What this worksheet practises

This worksheet provides practice on using trigonometric ratios (Sin, Cos, Tan) without a calculator. You are expected to have memorised the "exact values" (written as surds or fractions) for five specific angles: 0°, 30°, 45°, 60°, and 90°.

Key method

There are memory tricks (like the left-hand trick or drawing two specific triangles) to recall these values, but you must know them to answer the questions.

• Identify the correct ratio using SOH CAH TOA, just like normal trigonometry.
• Set up your equation (e.g. sin(30°) = x / 12).
• Replace the trigonometric part (e.g. sin(30°)) with its memorised exact value fraction.
• Solve the resulting equation using standard algebra or fraction multiplication.

Worked example

A right-angled triangle has an angle of 60°. The hypotenuse is 10cm. Find the exact length of the opposite side.

Step 1: We know the Hypotenuse (H) and want the Opposite (O). This means using Sin (SOH).

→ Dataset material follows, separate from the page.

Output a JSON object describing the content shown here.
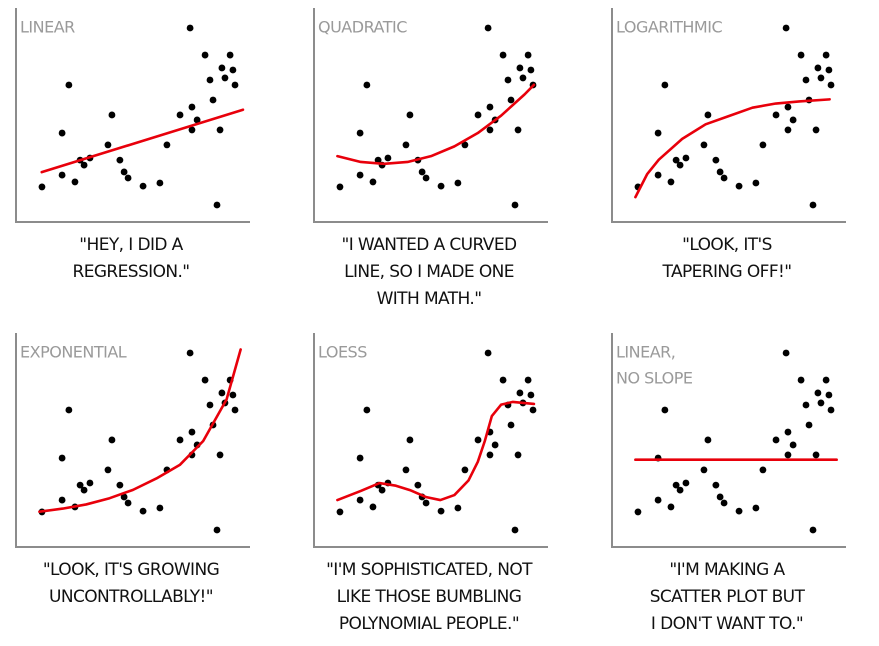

Step 2: Set up the equation.

sin(60°) = O / 10

Step 3: Rearrange to solve for O.

O = 10 × sin(60°)

Step 4: Recall the exact value for sin(60°), which is √3/2. Substitute this into the equation.

O = 10 × (√3 / 2)

Step 5: Multiply. (10 ÷ 2 is 5).

O = 5√3 cm.

Common mistakes to avoid

The biggest hurdle is simply misremembering the table of values. A very common confusion is swapping the values for sin(30) and cos(30). Remember that sin(30) is the simple fraction (1/2), while cos(30) is the surd (√3/2).

Things to remember

The value for tan(45°) is exactly 1. This is because a right-angled triangle with a 45° angle is isosceles, meaning its opposite and adjacent sides are exactly the same length. Any number divided by itself is 1.